Tre freschi, contemporanei autoscatti riminesi. Dopo che nel salotto televisivo di Bruno Vespa è comparso un giovanotto di belle speranze e di provata esperienza (diciamo così) sentimentale, in città si è discusso se e quanto serva alla nostra gloria pubblica ed agli interessi privati dell'economia turistica, la figura del vitellone detto anche (secondo varie Scuole di Pensiero) play-boy o birro.
Sul Corriere di Romagna un'intera pagina riproponeva un vecchio articolo (1974) di Italo Cucci, con un post-scriptum fresco di giornata che al sugo ben rosolato della memoria nulla aggiungeva di piccante se non la notizia che l'autore ha appena pubblicato un libro con «qualche pagina» dedicata alla sua Rimini, definita «maestra di vita».
A Cucci ha risposto il sen. Sergio Zavoli il quale, consapevole dei doveri che gli derivano dal suo ruolo istituzionale, ha accarezzato l'argomento con quello stile elegante che gli è proprio, e che ammalia il lettore come certi profumi orientali che adesso spargono (purtroppo) anche ai mercatini rionali. Zavoli non emette sentenze, ma registra eventi e personaggi, dalla figura benemerita del bagnino (sedotto o seduttore? Facciamoci una tavola rotonda), al vitellone felliniano come figura che vive alla giornata, unica eccezione fatta per Moraldo che fugge dalla provincia addormentata in cerca di riscatto.

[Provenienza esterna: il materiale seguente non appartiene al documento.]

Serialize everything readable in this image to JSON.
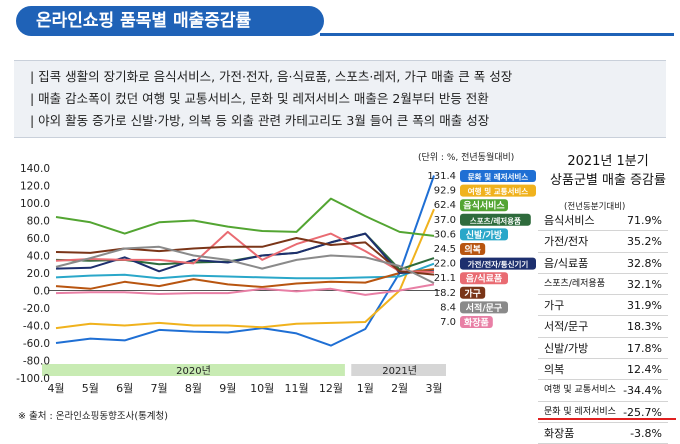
{
  "title": "온라인쇼핑 품목별 매출증감률",
  "summary": [
    "| 집콕 생활의 장기화로 음식서비스, 가전·전자, 음·식료품, 스포츠·레저, 가구 매출 큰 폭 성장",
    "| 매출 감소폭이 컸던 여행 및 교통서비스, 문화 및 레저서비스 매출은 2월부터 반등 전환",
    "| 야외 활동 증가로 신발·가방, 의복 등 외출 관련 카테고리도 3월 들어 큰 폭의 매출 성장"
  ],
  "chart_unit": "(단위 : %, 전년동월대비)",
  "period_labels": [
    "2020년",
    "2021년"
  ],
  "colors": {
    "title": "#1f62b7",
    "band2020": "#c8ebb3",
    "band2021": "#d6d6d6",
    "underline": "#e02020"
  },
  "chart_data": {
    "type": "line",
    "categories": [
      "4월",
      "5월",
      "6월",
      "7월",
      "8월",
      "9월",
      "10월",
      "11월",
      "12월",
      "1월",
      "2월",
      "3월"
    ],
    "y_ticks": [
      "140.0",
      "120.0",
      "100.0",
      "80.0",
      "60.0",
      "40.0",
      "20.0",
      "0.0",
      "-20.0",
      "-40.0",
      "-60.0",
      "-80.0",
      "-100.0"
    ],
    "ylim": [
      -100,
      140
    ],
    "series": [
      {
        "name": "문화 및 레저서비스",
        "color": "#1f6fd4",
        "end": "131.4",
        "values": [
          -60,
          -55,
          -57,
          -45,
          -47,
          -48,
          -43,
          -49,
          -63,
          -44,
          20,
          131.4
        ]
      },
      {
        "name": "여행 및 교통서비스",
        "color": "#f0b21d",
        "end": "92.9",
        "values": [
          -43,
          -38,
          -40,
          -37,
          -40,
          -40,
          -42,
          -38,
          -37,
          -36,
          0,
          92.9
        ]
      },
      {
        "name": "음식서비스",
        "color": "#53a532",
        "end": "62.4",
        "values": [
          84,
          78,
          65,
          78,
          80,
          73,
          68,
          67,
          105,
          85,
          67,
          62.4
        ]
      },
      {
        "name": "스포츠/레저용품",
        "color": "#2e6b3c",
        "end": "37.0",
        "values": [
          35,
          34,
          35,
          30,
          32,
          33,
          40,
          43,
          55,
          65,
          24,
          37.0
        ]
      },
      {
        "name": "신발/가방",
        "color": "#2aa7c9",
        "end": "30.6",
        "values": [
          15,
          17,
          18,
          14,
          17,
          16,
          15,
          14,
          14,
          15,
          16,
          30.6
        ]
      },
      {
        "name": "의복",
        "color": "#b85510",
        "end": "24.5",
        "values": [
          5,
          2,
          10,
          5,
          13,
          7,
          4,
          8,
          10,
          9,
          20,
          24.5
        ]
      },
      {
        "name": "가전/전자/통신기기",
        "color": "#1d2f6e",
        "end": "22.0",
        "values": [
          25,
          26,
          38,
          22,
          35,
          32,
          40,
          43,
          55,
          65,
          20,
          22.0
        ]
      },
      {
        "name": "음/식료품",
        "color": "#e96b72",
        "end": "21.1",
        "values": [
          34,
          36,
          35,
          35,
          31,
          67,
          35,
          53,
          65,
          45,
          22,
          21.1
        ]
      },
      {
        "name": "가구",
        "color": "#7a3518",
        "end": "18.2",
        "values": [
          44,
          43,
          48,
          45,
          48,
          50,
          50,
          60,
          52,
          55,
          22,
          18.2
        ]
      },
      {
        "name": "서적/문구",
        "color": "#8a8a8a",
        "end": "8.4",
        "values": [
          27,
          37,
          48,
          50,
          40,
          35,
          25,
          35,
          40,
          38,
          28,
          8.4
        ]
      },
      {
        "name": "화장품",
        "color": "#e87fa5",
        "end": "7.0",
        "values": [
          -3,
          -2,
          -2,
          -4,
          -3,
          -3,
          2,
          -1,
          2,
          -5,
          0,
          7.0
        ]
      }
    ]
  },
  "right_panel": {
    "title_line1": "2021년 1분기",
    "title_line2": "상품군별 매출 증감률",
    "note": "(전년동분기대비)",
    "rows": [
      {
        "name": "음식서비스",
        "value": "71.9%"
      },
      {
        "name": "가전/전자",
        "value": "35.2%"
      },
      {
        "name": "음/식료품",
        "value": "32.8%"
      },
      {
        "name": "스포츠/레저용품",
        "value": "32.1%"
      },
      {
        "name": "가구",
        "value": "31.9%"
      },
      {
        "name": "서적/문구",
        "value": "18.3%"
      },
      {
        "name": "신발/가방",
        "value": "17.8%"
      },
      {
        "name": "의복",
        "value": "12.4%"
      },
      {
        "name": "여행 및 교통서비스",
        "value": "-34.4%"
      },
      {
        "name": "문화 및 레저서비스",
        "value": "-25.7%"
      },
      {
        "name": "화장품",
        "value": "-3.8%"
      }
    ]
  },
  "source": "※ 출처 : 온라인쇼핑동향조사(통계청)"
}
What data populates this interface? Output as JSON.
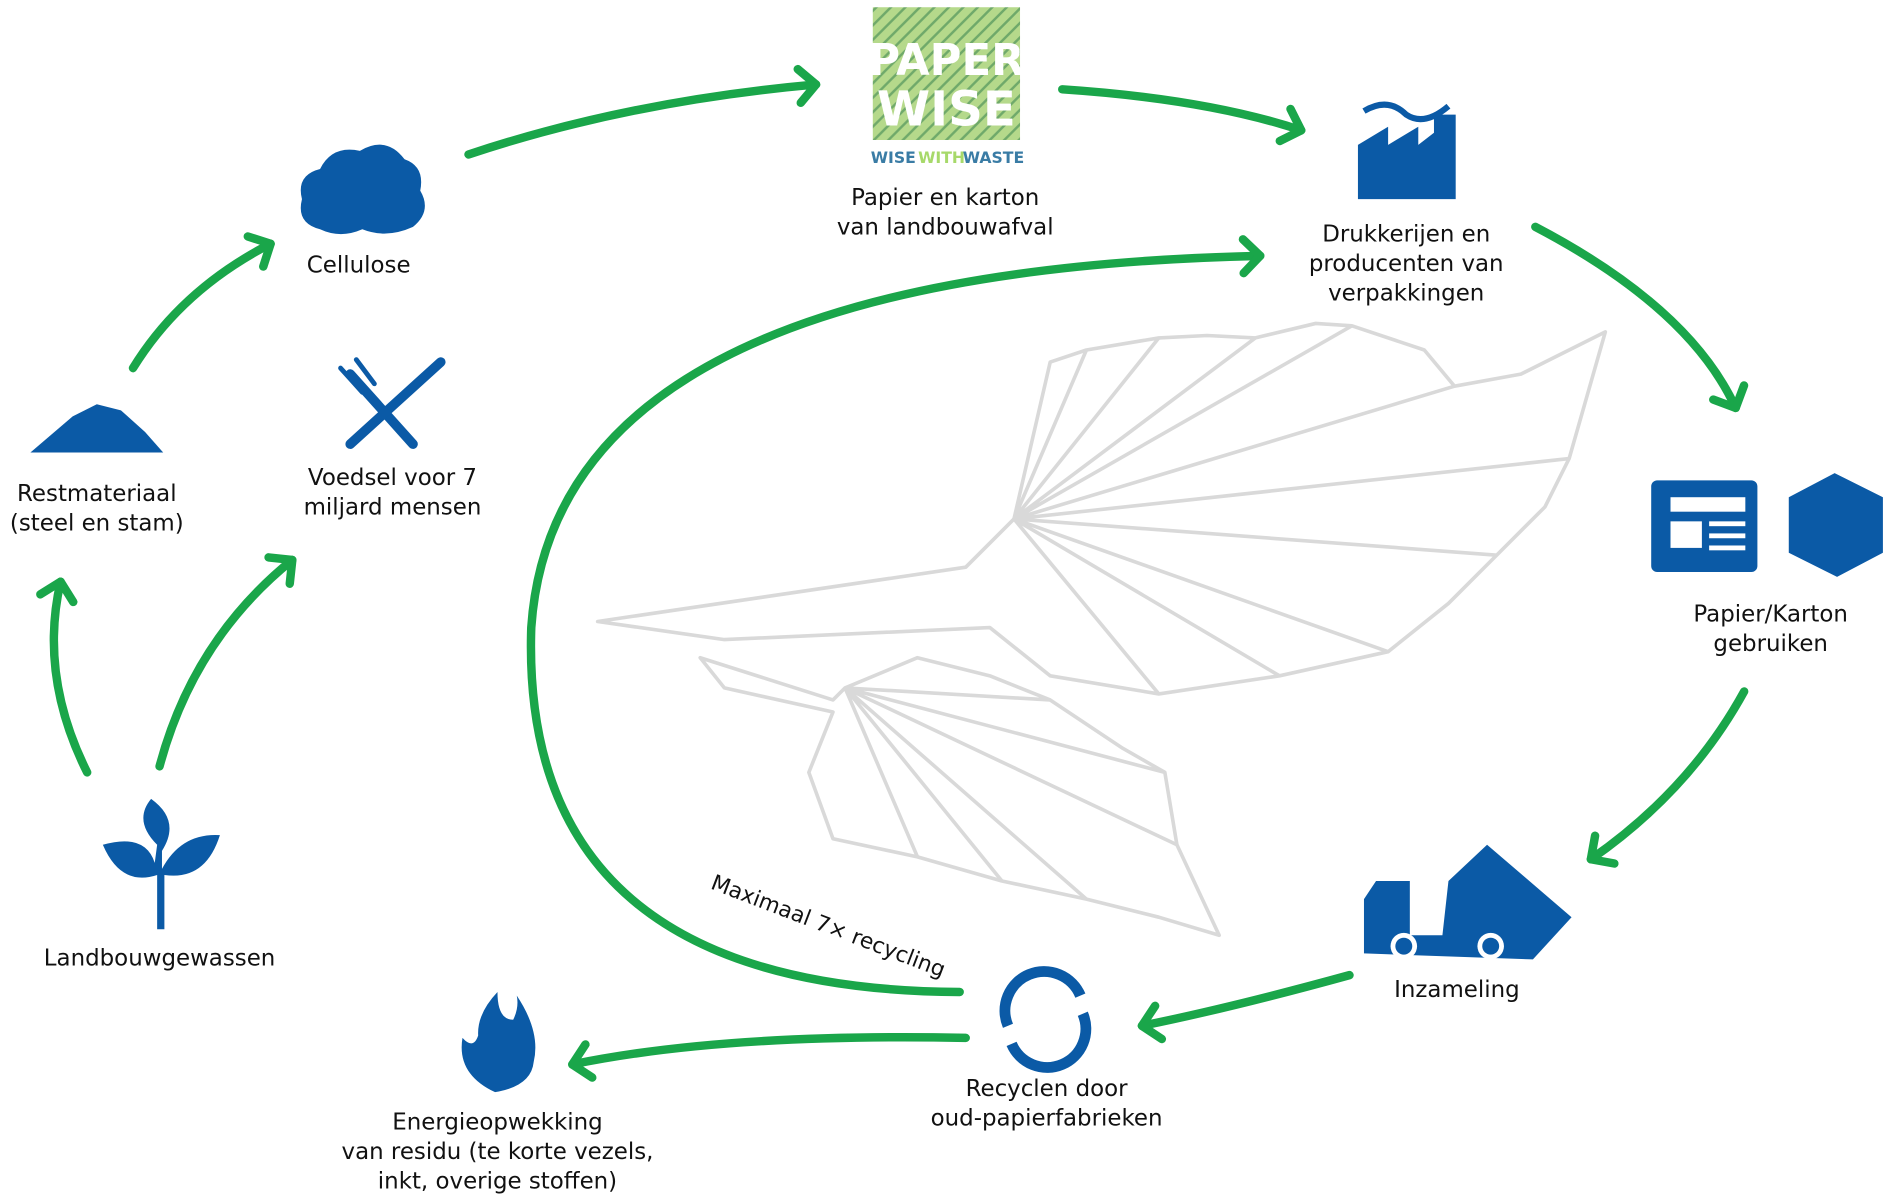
{
  "logo": {
    "top": "PAPER",
    "bottom": "WISE",
    "tagline": [
      "WISE",
      "WITH",
      "WASTE"
    ]
  },
  "nodes": [
    {
      "lines": [
        "Cellulose"
      ]
    },
    {
      "lines": [
        "Papier en karton",
        "van landbouwafval"
      ]
    },
    {
      "lines": [
        "Drukkerijen en",
        "producenten van",
        "verpakkingen"
      ]
    },
    {
      "lines": [
        "Papier/Karton",
        "gebruiken"
      ]
    },
    {
      "lines": [
        "Inzameling"
      ]
    },
    {
      "lines": [
        "Recyclen door",
        "oud-papierfabrieken"
      ]
    },
    {
      "lines": [
        "Energieopwekking",
        "van residu (te korte vezels,",
        "inkt, overige stoffen)"
      ]
    },
    {
      "lines": [
        "Landbouwgewassen"
      ]
    },
    {
      "lines": [
        "Restmateriaal",
        "(steel en stam)"
      ]
    },
    {
      "lines": [
        "Voedsel voor 7",
        "miljard mensen"
      ]
    }
  ],
  "annotation": "Maximaal 7× recycling"
}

Mentre ci trastullavamo con la prosa di Zavoli, fascinosa come il piffero di un incantatore di serpenti, irrompeva irrispettoso un rullar di tamburi che ci svegliava dal nostro torpore provinciale. Senza alcun pudore e rispetto (se non della verità), il Corriere della Sera intitolava che Rimini, con il suo turismo, è la capitale italiana dei crimini «importati». Dopo di noi vengono in graduatoria Imperia, Como, Asti, Novara, Savona, La Spezia, Milano, Modena e Ravenna. La classifica è stata stabilita da Legautonomie, associazione che riunisce enti locali, comuni, province, regioni. Appunto per chi sogna il casinò: esso è qui definito un'ottima calamita per i criminali.
Ultimo autoscatto. Giuseppe Guaraldi sul Corriere di Romagna denuncia l'indifferenza della città verso l'uccisione della moglie. Rimini, dice, è una «terra arida», che egli non riconosce più: «Nessuno è stato vicino alla nostra famiglia, erano tutti troppo occupati a far soldi o a fare politica». Od a discutere se per il nostro turismo servano in tivù da Bruno Vespa, i birri che provocano tanti amarcord più o meno illustri (o geriatrici).